At Rikers Island prison system, where 25% of women and 12% to 15% of men are infected with HIV, offering INH preventive therapy would create an overwhelming operational and financial burden, says Eran Bellin, MD, director of infectious diseases for the Montefiore Rikers Island Health Service in East Elmhurst, NY.

"If I commit to INH prophylaxis, what do I give up?" he asks. "The people who are known to be PPD positive? It’s a question of resources. I can’t even get INH reliably into prisoners known to be PPD positive."

Another barrier is the cost of determining who is anergic. Using a multiple antigen test is prohibitive for a large populations, and a single antigen test — Candida, for example — would result in an unacceptably high number of false positives, he says.

Because prisons have captive audiences, preventive therapy can be administered reliably, says Chin. Nonetheless, the issues of side effects, cost, and administrative burden make it unattractive to most prisons, including those in California.

"There are so many factors, you can’t just say everyone should take it," says Madim Khoury, MD, deputy director for healthcare policy for the California Department of Corrections. "Each case will have its own recommendations based on the stage of disease."

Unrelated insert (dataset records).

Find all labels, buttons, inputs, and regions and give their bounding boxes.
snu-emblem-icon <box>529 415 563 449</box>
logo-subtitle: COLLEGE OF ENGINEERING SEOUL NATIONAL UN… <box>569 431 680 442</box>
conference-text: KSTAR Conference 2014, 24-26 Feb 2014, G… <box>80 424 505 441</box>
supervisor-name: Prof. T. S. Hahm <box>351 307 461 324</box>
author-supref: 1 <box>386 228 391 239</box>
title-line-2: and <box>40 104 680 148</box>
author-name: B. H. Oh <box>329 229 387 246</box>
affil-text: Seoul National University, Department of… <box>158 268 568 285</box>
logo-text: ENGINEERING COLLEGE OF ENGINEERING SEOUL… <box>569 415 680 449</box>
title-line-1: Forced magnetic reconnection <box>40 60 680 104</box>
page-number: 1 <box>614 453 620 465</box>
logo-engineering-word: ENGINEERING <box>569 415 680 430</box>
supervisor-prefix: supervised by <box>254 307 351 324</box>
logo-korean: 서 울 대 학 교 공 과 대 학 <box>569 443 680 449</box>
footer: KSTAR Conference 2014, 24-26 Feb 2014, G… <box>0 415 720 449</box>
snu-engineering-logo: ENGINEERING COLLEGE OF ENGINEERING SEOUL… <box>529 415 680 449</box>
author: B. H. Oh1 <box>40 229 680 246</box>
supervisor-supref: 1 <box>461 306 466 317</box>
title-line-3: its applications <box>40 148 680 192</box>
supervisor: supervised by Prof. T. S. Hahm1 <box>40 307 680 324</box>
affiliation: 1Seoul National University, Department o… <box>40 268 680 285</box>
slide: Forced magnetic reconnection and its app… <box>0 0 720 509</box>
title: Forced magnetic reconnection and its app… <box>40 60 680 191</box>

California corrections officials have discussed the possibility of INH prophylaxis in HIV-positive inmates but have decided against it, even in light of two TB outbreaks. In a 1995 outbreak at a unit holding HIV-positive prisoners, 14 inmates were infected after an HIV-positive prisoner developed active TB, most likely from a visit by his TB-infected spouse. In a second outbreak in 1996, another 14 HIV-positive patients became infected from an index patient who later died of TB. Despite these outbreaks, the cases of TB in state facilities has remained relatively low through other controls, such as mandatory PPD testing of inmates and staff, says Sarah Royce, MD, MPH, the state’s TB controller. In 1995, there were 13 reported cases of TB among HIV-positive prisoners, a rate of 160 per 100,000. Last year, only five or six cases were reported, she adds.

"I don’t think it’s pre-emptive INH that is driving the numbers down," she tells TB Monitor. "It’s probably because we are being more aggressive in TB control, such as testing upon entry, doing annual PPD — those kinds of things."


1. Gordin G, Matts J, Miller C, et al. A controlled trial of isoniazid in persons with anergy and HIV infection who are at high risk for tuberculosis. N Engl J Med 1997; 337:315-320.

2. Kashef I, Stead W. Primary prophylaxis in HIV-positive persons before exposure to tuberculosis. Presented at the American Lung Association’s 1997 International Conference, May 16-21, San Francisco.